Community

dashDB functions for spatial analysis are all about location

Share this post:

When you buy a house, what are the 3 top most things to look for? The answer is LOCATION, LOCATION, and LOCATION! When you open a business, you want to avoid traffic hotspots and accident hotspots. You want to explore nearby places and know navigation information about streets and intersections. You’ll also want to know information like where is the nearest airport.

Who can answer all these questions? The dashDB functions for spatial analysis!

Simple scenario – where to locate new office?

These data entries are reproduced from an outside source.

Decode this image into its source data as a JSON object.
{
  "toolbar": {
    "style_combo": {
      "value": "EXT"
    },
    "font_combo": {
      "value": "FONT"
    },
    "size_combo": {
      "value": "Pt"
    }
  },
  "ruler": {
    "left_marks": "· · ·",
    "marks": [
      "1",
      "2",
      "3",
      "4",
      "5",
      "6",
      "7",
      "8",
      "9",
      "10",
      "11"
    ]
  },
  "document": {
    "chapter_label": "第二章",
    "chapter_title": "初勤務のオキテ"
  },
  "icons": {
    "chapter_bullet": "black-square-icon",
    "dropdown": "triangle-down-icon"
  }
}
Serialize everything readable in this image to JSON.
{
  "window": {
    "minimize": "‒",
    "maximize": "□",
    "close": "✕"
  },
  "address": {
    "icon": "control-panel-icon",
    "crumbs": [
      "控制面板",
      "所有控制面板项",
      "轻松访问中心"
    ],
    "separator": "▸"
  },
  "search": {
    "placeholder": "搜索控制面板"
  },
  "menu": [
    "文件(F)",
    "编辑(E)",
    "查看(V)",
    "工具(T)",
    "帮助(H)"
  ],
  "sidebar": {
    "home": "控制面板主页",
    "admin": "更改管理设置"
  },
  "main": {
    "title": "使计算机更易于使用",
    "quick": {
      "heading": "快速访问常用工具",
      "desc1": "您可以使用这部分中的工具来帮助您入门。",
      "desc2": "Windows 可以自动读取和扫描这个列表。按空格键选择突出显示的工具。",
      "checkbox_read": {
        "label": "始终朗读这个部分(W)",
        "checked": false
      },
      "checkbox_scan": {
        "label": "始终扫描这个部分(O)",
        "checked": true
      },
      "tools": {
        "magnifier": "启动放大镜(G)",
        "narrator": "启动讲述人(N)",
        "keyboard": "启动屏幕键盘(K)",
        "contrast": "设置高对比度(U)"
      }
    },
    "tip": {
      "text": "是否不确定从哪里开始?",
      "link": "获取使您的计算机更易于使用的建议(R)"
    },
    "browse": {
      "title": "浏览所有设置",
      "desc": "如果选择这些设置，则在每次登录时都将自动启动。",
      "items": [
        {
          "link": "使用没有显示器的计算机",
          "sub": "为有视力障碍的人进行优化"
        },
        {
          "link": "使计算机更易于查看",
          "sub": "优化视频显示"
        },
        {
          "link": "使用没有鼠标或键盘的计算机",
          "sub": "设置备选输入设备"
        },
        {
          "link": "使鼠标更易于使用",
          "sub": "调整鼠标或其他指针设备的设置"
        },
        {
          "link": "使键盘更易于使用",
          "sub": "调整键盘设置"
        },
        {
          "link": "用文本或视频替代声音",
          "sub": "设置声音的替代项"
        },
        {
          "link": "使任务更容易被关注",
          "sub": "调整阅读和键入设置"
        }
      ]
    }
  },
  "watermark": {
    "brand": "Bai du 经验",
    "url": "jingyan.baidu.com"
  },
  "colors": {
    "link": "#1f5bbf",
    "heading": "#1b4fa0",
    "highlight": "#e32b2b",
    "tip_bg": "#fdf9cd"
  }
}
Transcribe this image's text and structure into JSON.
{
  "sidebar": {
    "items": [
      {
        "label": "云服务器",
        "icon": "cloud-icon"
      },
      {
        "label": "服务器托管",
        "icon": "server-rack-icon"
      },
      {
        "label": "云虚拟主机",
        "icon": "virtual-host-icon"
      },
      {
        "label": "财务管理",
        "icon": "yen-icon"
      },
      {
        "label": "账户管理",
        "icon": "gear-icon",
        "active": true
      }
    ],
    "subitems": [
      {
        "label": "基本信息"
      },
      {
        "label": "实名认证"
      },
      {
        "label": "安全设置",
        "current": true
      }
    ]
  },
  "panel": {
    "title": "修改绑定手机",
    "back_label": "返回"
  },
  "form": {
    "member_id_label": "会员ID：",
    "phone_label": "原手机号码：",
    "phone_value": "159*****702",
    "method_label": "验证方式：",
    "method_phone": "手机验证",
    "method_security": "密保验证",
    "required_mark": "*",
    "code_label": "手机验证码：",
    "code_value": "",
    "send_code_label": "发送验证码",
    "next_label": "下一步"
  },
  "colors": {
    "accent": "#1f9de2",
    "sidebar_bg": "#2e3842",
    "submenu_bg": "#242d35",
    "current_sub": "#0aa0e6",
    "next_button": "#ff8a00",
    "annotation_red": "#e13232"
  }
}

In this post, we will walk through a simple scenario to introduce some spatial functions. You will need a Bluemix account. If you don’t have one, go to bluemix.net/ and click on sign up in the upper right corner. Then, log into a dashDB instance, and follow the example step-by-step.

In this scenario, a small company (MYCO) has two offices, but business has been growing and there are now customers across the country. Many of the customers have expressed a preference to meet company representatives in person. The company owners want to explore where to open a new office.

Some of the questions in MYCO company owners want to answer are:

  • We already have some ideas where to open a new office. How can we find out which of these potential locations can serve the most customers?
  • How can we reach the customers with the highest business volume?
  • Are there other locations that should be considered?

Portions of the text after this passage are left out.